Войдя в ресторан, я с удивлением увидел Дэвида Саймона, приветствующего гостей и щелкающего пальцами официанткам. Я знал его по Кембриджу, где он был придворным шутом Джима Квескина. На год или около того он стал членом его Jug Band, добавив в старые рэгтаймы немного дурашливого вокала и вполне серьезной губной гармошки. Дэвид придумал для себя череду занятных псевдонимов, появившись на одной пластинке Jug Band под именем Бруно Волф, а на другой как Хью Бяли. Я столкнулся с ним в Гринвич-Виллидж в 1965-м во время моего периода «фолк-рок-супергруппы», и он рассказал, что собирает группу под названием Wolfgang and the Wolf Gang. После этого почти четыре года я ничего о нем не слышал.

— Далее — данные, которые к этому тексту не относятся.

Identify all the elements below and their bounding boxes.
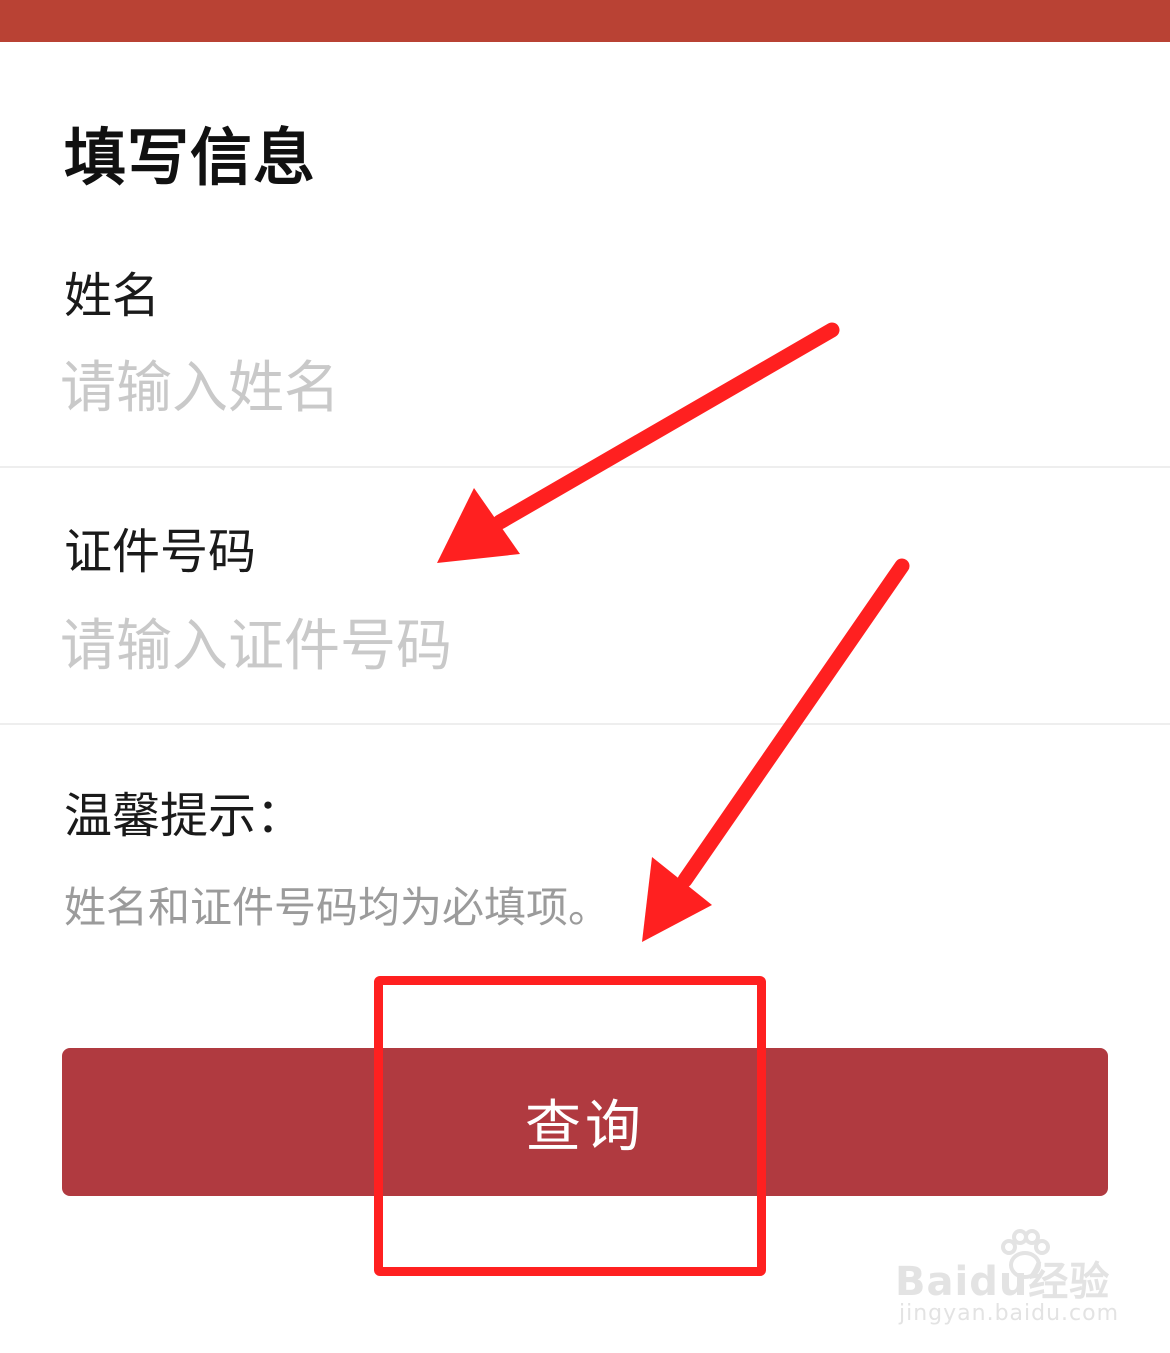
id-number-input[interactable]	[60, 608, 1110, 684]
name-input[interactable]	[60, 350, 1110, 426]
divider	[0, 466, 1170, 468]
tip-title: 温馨提示：	[64, 788, 305, 844]
divider	[0, 723, 1170, 725]
watermark: Baidu经验 jingyan.baidu.com	[895, 1225, 1155, 1335]
name-label: 姓名	[64, 268, 161, 324]
page-title: 填写信息	[64, 121, 317, 194]
watermark-url: jingyan.baidu.com	[899, 1301, 1120, 1326]
top-bar	[0, 0, 1170, 42]
id-number-label: 证件号码	[64, 524, 257, 580]
tip-text: 姓名和证件号码均为必填项。	[64, 883, 611, 932]
query-button[interactable]: 查询	[62, 1048, 1108, 1196]
watermark-brand: Baidu经验	[895, 1259, 1111, 1305]
paw-logo-icon	[1001, 1229, 1050, 1279]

Когда появились ребята, Дэвид проводил нас к большому угловому столу. После того как музыканты сделали заказ, я поведал им сагу о Дэвиде Саймоне: о его делах, о его именах (Майк нашел название Wolfgang and the Wolf Gang просто уморительным), о том, как старые кембриджские друзья только пожимали плечами, когда я спрашивал, где его можно найти. Тот парень, которого я знал в Кембридже, вечно никуда не успевал, одевался как бродяга и никогда и никому не мог посмотреть в глаза.

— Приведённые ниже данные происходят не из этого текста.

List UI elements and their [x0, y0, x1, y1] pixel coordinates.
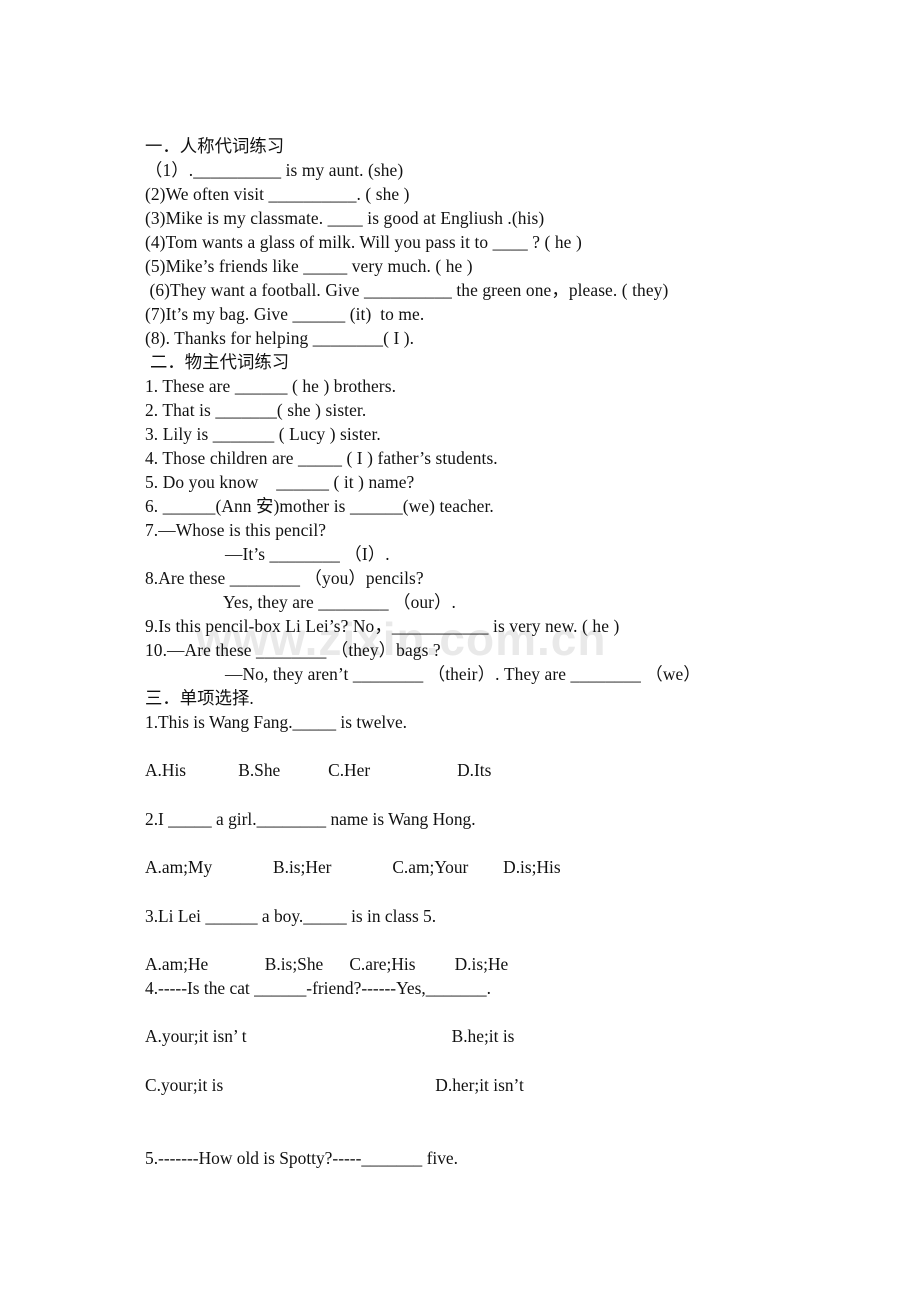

Какой разительный контраст с тем сверхдеятельным и в высшей степени энергичным метрдотелем с блеском в глазах, который только что усадил нас за стол! Они слушали, захваченные этим рассказом о преображении, которое произошло непонятным для меня образом.
На протяжении последующих лет я часто размышлял об этом моменте. Несмотря на то, что в баре клуба Max’s Kansas City меня ждала девушка, я тогда не мог унять свою говорливость. Такие порывы самовлюбленности судьба использует в собственных целях. Я пожелал ребятам приятно провести время и сказал, что мы увидимся, когда я вернусь из Калифорнии. К тому времени, когда я снова с ними встретился, Саймон уже завербовал их всех в сайентологи[178].
Глава 23
«Э-э-э… алло?» — голос на другом конце телефонной линии был тихим и мягким, почти смущенным. Со временем я привыкну к этой манере Ника Дрейка отвечать на звонки — как будто бы аппарат никогда раньше не звонил. Когда я сказал ему, по какому поводу звоню, он был удивлен: «О… ладно… э-э-э… я принесу ее завтра». Он появился в моем офисе на следующее утро, в черном шерстяном пальто, усыпанном пеплом от сигарет. Ник был высоким, красивым парнем, который сутулился, словно извиняясь: он либо понятия не имел, что так хорошо выглядит, либо этим и был смущен. Он передал мне ленту и прошаркал за дверь.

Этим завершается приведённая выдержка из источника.